I like your suggestion " you will be better off using an output from the service_api_enablement module as an input to your module to setup the needed dependency" but given there are no such values that we could legitimately refer to via an output I’m a bit stumped as to what to do.

If there are no direct relationships between the modules, except that one must exist before the other, then often it’s a sign that the modules should be managed by separate configurations. We don’t have a good workflow for managing this entirely within Terraform at the moment, but it’s something we’re researching.

In the meantime if breaking up the configuration is not a possibility, you could create some artificial dependencies to pass through. Take an output derived from the final resources in one module, and input them into the second module only to be stored in something like a null_resource. You can then add depends_on only to the resources which would require it within the module pointing to that null_resource.

Breaking the configuration up into multiple configurations would be (for reasons I won’t go into here) a mammoth task that we don’t want to do right now. I like the null_resource idea though so I’ll give that a go.
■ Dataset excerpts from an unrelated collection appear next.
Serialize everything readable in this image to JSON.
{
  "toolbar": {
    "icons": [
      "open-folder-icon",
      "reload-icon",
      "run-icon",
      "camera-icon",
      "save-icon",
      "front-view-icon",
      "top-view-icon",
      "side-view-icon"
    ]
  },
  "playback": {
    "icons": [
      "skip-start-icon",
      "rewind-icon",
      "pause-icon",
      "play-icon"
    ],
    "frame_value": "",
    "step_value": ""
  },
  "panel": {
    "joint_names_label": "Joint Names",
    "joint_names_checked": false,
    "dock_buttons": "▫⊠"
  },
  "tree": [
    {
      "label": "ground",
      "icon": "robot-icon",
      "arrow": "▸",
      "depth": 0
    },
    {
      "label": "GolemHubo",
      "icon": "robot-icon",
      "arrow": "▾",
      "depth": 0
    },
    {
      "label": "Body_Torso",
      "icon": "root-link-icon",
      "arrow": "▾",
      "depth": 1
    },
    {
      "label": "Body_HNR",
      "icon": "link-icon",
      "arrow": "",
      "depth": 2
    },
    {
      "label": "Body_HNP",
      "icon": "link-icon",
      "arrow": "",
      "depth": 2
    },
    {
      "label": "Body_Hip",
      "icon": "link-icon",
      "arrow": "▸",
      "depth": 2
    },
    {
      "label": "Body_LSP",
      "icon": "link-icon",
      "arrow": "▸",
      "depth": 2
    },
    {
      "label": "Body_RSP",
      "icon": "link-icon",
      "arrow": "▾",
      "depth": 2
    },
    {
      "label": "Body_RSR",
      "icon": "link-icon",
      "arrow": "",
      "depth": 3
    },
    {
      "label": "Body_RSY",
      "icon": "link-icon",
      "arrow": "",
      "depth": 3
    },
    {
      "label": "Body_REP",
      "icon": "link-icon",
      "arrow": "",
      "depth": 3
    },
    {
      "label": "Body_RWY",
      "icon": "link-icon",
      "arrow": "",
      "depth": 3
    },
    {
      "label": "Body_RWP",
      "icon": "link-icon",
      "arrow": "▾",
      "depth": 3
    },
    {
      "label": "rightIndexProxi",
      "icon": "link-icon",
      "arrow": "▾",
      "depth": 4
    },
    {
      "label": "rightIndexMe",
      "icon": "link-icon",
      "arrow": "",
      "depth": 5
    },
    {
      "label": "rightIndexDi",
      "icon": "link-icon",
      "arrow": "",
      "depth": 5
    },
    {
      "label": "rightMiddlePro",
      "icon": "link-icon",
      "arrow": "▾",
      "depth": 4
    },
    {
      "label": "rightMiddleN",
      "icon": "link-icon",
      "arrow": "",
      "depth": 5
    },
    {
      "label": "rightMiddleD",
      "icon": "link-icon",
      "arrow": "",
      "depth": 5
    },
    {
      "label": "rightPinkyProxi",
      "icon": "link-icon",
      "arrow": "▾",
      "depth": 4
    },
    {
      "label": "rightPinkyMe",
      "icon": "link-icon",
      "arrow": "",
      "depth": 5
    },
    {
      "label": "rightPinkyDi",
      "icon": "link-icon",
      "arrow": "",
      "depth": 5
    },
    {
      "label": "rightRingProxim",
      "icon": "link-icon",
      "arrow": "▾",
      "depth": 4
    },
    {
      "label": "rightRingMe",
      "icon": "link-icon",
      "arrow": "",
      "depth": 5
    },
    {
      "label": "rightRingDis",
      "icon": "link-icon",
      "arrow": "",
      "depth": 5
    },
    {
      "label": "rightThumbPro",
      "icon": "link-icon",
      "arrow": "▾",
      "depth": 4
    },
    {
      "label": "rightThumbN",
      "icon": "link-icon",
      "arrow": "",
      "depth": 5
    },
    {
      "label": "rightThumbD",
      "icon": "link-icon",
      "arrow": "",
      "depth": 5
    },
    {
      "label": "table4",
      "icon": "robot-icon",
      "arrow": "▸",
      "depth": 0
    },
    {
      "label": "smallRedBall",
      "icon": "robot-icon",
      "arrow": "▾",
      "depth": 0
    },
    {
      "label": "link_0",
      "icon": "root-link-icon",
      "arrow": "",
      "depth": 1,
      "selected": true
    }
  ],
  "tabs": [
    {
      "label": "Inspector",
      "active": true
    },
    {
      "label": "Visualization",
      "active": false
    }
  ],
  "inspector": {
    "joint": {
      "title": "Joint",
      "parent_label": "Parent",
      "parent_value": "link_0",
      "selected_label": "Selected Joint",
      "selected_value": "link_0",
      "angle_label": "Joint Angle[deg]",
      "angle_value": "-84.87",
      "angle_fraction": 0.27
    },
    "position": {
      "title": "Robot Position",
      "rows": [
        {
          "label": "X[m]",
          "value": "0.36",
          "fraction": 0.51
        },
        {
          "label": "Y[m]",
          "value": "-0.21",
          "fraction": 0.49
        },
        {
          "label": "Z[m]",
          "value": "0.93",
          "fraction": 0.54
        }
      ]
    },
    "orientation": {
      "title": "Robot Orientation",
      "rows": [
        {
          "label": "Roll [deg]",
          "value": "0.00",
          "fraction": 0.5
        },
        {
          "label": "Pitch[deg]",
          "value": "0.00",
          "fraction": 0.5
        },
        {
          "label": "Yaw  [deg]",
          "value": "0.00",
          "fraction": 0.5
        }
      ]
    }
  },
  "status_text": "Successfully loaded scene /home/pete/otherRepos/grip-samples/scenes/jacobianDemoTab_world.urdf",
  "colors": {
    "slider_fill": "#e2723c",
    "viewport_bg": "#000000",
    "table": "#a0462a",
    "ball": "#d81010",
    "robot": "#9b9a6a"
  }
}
A similar idea that works in many cases (but probably not all) is to declare an output value with a more “surgical” depends_on itself, even if its value is meaningless, and then pass that output value into the module with a name that indicates that it will be the dependencies only for some specific subset of the resources inside

Then in a resource block you can say something like depends_on = [ var.example ] to say “this depends on everything that this variable depends on”.

This is still using depends_on but doing so in a more precise way so you can control what the dependency applies to. In particular, you would avoid using depends_on with that data source to ensure that it can always read during the planning phase.

As previously discussed, splitting into multiple configurations is a more typical answer here but for this case in particular it should work to just explain the dependencies to Terraform more precisely. You technically don’t need to split this into two parts unless a for_each or count itself depends on the results of the first module.